The most important chemical compound present in wood, paper, or textile fibres derived from cotton, flax, hemp or jute is cellulose — a polysaccharide.

In materials of animal origin, such as parchment, leather or textile fibres of wool and silk, proteins are dominant (collagen, keratin, sericin and fibroin). Both cellulose and proteins are biopolymers.

The degradation of natural organic materials consists primarily of the breaking of their structural biopolymers. The phenomenon is governed by vulnerabilities, opportunities and preservation conditions.

The vulnerabilities result from the structural characteristics of the biopolymers. The monomer units in cellulose are kept together by glycosidic bonds. These bonds are the vulnerable points in the polymeric chain. In the structure of a protein molecule, peptide bonds dominate, and they are the weak link of the polymeric chain in this case. The degradation products of organic matter are involved in trophic chains. They are the necessary nutrients for the beginning of a new life, and provide the opportunity for resumption of the biological cycle. In this way, the degradation of organic matter plays an essential role in life.

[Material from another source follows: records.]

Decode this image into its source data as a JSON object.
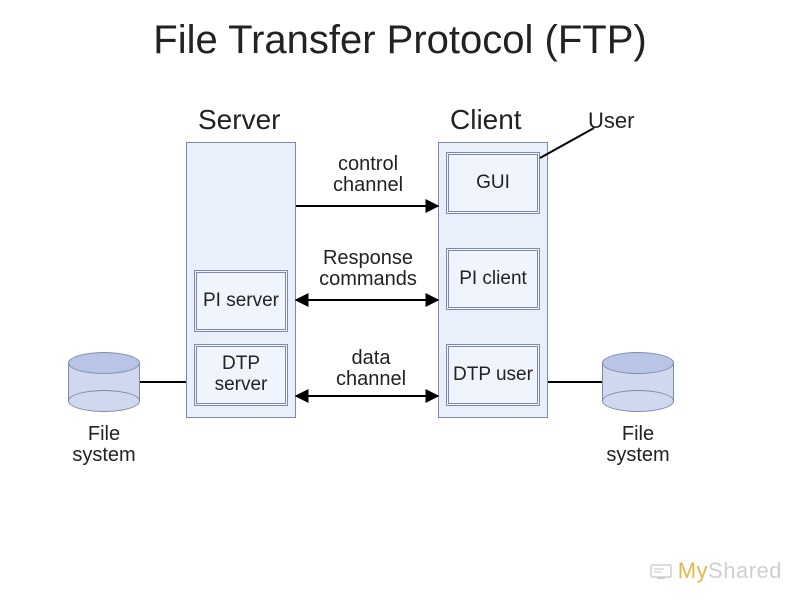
{
  "title": "File Transfer Protocol (FTP)",
  "headers": {
    "server": "Server",
    "client": "Client",
    "user": "User"
  },
  "server_boxes": {
    "pi": "PI\nserver",
    "dtp": "DTP\nserver"
  },
  "client_boxes": {
    "gui": "GUI",
    "pi": "PI\nclient",
    "dtp": "DTP\nuser"
  },
  "channels": {
    "control": "control\nchannel",
    "response": "Response\ncommands",
    "data": "data\nchannel"
  },
  "fs_left": "File\nsystem",
  "fs_right": "File\nsystem",
  "watermark_brand_a": "My",
  "watermark_brand_b": "Shared"
}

Vulnerabilities and opportunities are the factors leading to the degradation of natural organic materials. However, extreme dryness or perfect isolation from oxygen and water promote conservation even in a natural environment.

For instance, coal strata perfectly insulated wooden hunting spears found in good condition at Schöningen, Germany [2.4], and dated to the palaeolithic era. Mummies from the third millennium B.C. and manuscripts on leather and papyrus dated from the 3rd century B.C. were discovered in good condition in similar environments. However, these examples have to be regarded as exceptions from the general rule of quick degradation under natural conditions.

In conclusion, all organic substances participating in the life cycle have low thermodynamic stability in natural conditions. Exceptions are products with a high degree of mineralization: bone, horn and ivory. Proper environmental conditions in museums and frequent hygienic treatments control the development of biodeteriogens (the organisms that degrade cultural artefacts), preserving the artefacts.

Irradiation techniques are applied successfully to preserve artefacts in this category. Irradiation can be used as a method of physical biocide. Polymers obtained through irradiation can strengthen porous, degraded wooden structures or waterlogged wood.